Esclamò senza molti preamboli Tiberio, con cattiveria, senza badare alla nostra giovane età.
“Adesso abbiamo necessità di sostituirla, e avevamo pensato di mandare la tua sorellina, che ne dici Caligola???”
Cominciò sorridendo Livia guardandomi negli occhi...cercandovi l'odio.
“Manderemo lei a completare il lavoro di tua madre...a meno che...”
Disse, interrompendosi.
Quelle parole fecero balzare il mio cuore in gola, forse avevamo una speranza, ma non avevo fatto conto della crudeltà dei due, che mi svelarono in una orecchio quello che avrei dovuto fare per evitare il confino di mia sorella.

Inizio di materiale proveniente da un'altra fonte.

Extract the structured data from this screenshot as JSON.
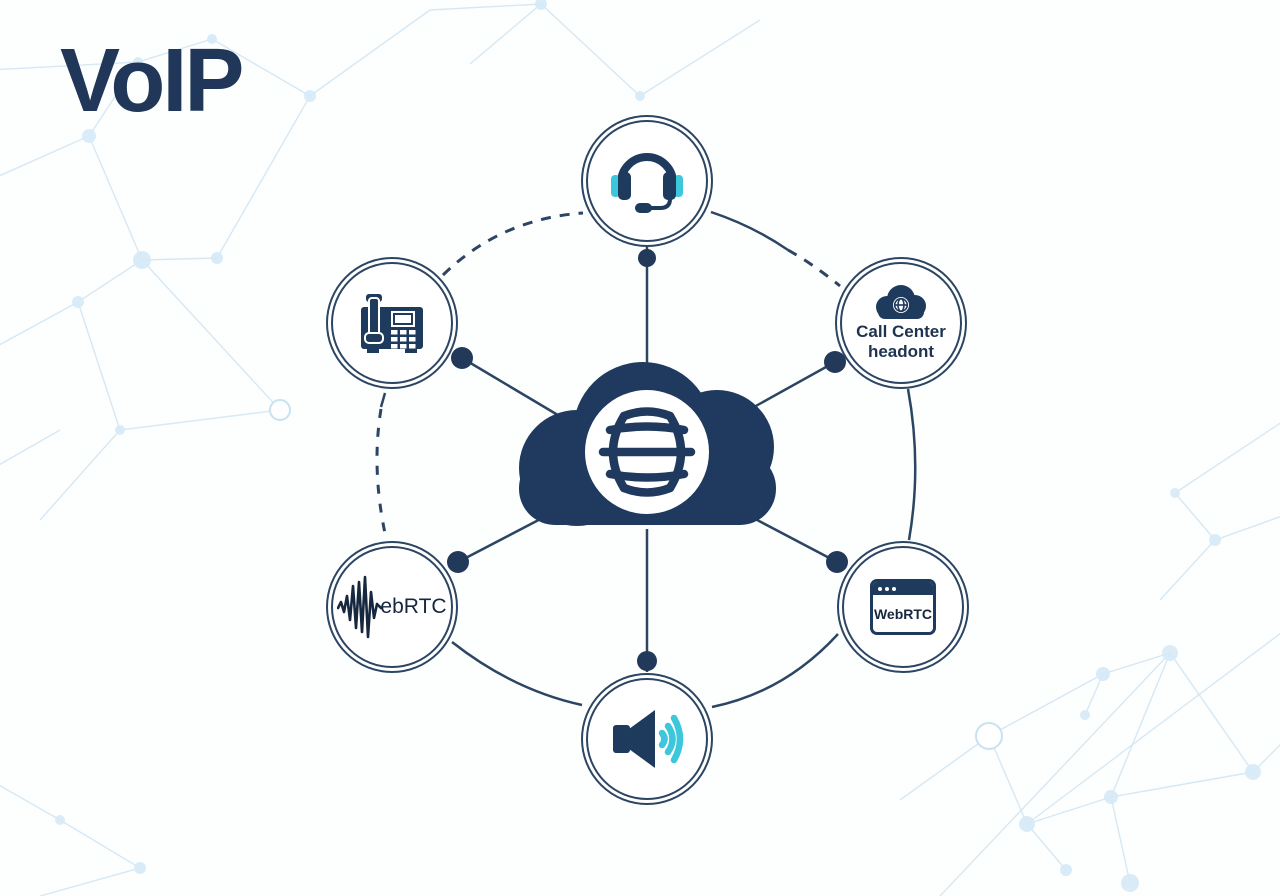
{
  "title": "VoIP",
  "colors": {
    "navy": "#1e3a5c",
    "line_navy": "#2b4563",
    "cyan": "#3cc7dc",
    "pattern_blue": "#d6eaf7"
  },
  "center": {
    "name": "internet-cloud",
    "icon": "cloud-globe-icon"
  },
  "nodes": {
    "headset": {
      "icon": "headset-icon"
    },
    "phone": {
      "icon": "desk-phone-icon"
    },
    "call_center": {
      "icon": "small-cloud-globe-icon",
      "line1": "Call Center",
      "line2": "headont"
    },
    "waveform": {
      "icon": "audio-waveform-icon",
      "label": "ebRTC"
    },
    "browser": {
      "icon": "browser-window-icon",
      "label": "WebRTC"
    },
    "speaker": {
      "icon": "speaker-icon"
    }
  }
}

Mai avrei pensato che potesse esistere una simile nefandezza.
Ne' mai avrei pensato che degli esseri umani, dei romani come me, potessero architettare un piano così immondo.
Per evitare di mandare a morire mia sorella dove era morta mia madre, avrei dovuto avere dei rapporti carnali con lei davanti ai loro occhi, davanti agli occhi di tutti...

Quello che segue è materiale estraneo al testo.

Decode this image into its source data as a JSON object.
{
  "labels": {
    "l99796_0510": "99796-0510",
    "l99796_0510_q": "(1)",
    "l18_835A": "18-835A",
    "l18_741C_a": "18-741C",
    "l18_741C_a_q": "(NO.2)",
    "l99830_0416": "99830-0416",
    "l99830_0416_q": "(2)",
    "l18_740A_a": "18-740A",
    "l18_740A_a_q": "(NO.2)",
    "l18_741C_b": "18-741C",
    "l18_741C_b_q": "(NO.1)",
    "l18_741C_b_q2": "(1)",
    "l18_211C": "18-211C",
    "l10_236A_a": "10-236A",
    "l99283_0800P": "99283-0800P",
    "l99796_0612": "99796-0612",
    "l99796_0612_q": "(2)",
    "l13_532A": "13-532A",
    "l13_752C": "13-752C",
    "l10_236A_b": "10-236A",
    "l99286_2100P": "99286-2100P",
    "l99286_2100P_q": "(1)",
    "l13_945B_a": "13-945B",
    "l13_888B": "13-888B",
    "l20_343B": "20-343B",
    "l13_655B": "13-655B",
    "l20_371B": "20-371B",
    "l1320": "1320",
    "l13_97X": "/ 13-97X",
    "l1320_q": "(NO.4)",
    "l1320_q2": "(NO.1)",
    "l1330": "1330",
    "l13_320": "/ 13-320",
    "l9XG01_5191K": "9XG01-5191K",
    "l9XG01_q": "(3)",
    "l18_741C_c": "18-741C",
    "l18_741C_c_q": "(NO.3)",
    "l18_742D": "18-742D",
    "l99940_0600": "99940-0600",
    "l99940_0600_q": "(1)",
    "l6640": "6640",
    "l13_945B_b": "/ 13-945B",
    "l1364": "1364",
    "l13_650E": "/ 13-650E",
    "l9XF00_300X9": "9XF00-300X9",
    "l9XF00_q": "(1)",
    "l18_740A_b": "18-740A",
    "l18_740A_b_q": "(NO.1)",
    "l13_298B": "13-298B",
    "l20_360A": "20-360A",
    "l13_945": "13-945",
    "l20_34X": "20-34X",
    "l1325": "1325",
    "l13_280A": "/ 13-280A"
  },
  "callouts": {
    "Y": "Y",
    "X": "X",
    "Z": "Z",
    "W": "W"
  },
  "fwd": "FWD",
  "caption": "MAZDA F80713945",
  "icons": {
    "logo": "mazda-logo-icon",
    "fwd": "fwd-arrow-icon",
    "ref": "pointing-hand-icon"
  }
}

Il gelo scese nelle mie vene e mi paralizzava il mio stesso essere, l'odio verso quei due riempiva il mio cuore.
La mia mente cercava febbrilmente soluzioni, e fu li che cominciò a vacillare.
E loro, divertititi dal loro immondo gioco, erano felici e si complimentavano l'un l'altra...madre e figlio ridevano di me e del mio odio visibile.
“Guardalo negli occhi madre, guarda quanta rabbia e quanto odio sta provando ora!
Se dovesse morsicare qualcuno ora lo avvelenerebbe.
Stiamo allevando proprio una bella serpe in seno per i romani.
Il loro futuro dopo di noi è così garantito, avranno così quello che si meritano!”
Esclamò Tiberio, felice di quello che stavano facendo, orgogliosi del loro modo immondo di vivere.
Tanto era l'odio che portavano per il nostro popolo, il popolo romano che non li amava dai tempi di Augusto il grande imperatore...
Molte volte avevano provato in pubblico il disprezzo che Roma riservava a loro due, e che era in parte frenato solo dal loro grado di parentela con Augusto, dal potere che dopo la sua morte avevano acquisito e dalla paura di una rappresaglia.
Comunque non avevo molta scelta, e dovetti così acconsentire al loro volere tra le lacrime di paura di mia sorella ed il senso di disgusto che provavo in quel momento per quello che mi obbligavano a fare.
Piangevamo tutti e due dalla vergogna per quello che ci costringevano a fare, e destammo anche la compassione degli schiavi chiamati, tutti insieme, ad assistere all'evento come se fossimo stati due esemplari di animali da riproduzione.
Alcune schiave distoglievano lo sguardo in lacrime dal dispiacere che stavano provando nei nostri confronti e venivano picchiate per questo dalle guardie, e obbligate a guardare ancora, tra le risate sguaiate della scorta fedele a Tiberio...
Furono momenti che non mi dimenticherò mai, ed il mio cuore si riempiva sempre più di odio verso i due, e mi ripromisi che avrei avuto vendetta su di loro, sarei sopravvissuto per vedere la loro morte!
Ben presto avrei avuto la mia vendetta! La mia dea me lo doveva!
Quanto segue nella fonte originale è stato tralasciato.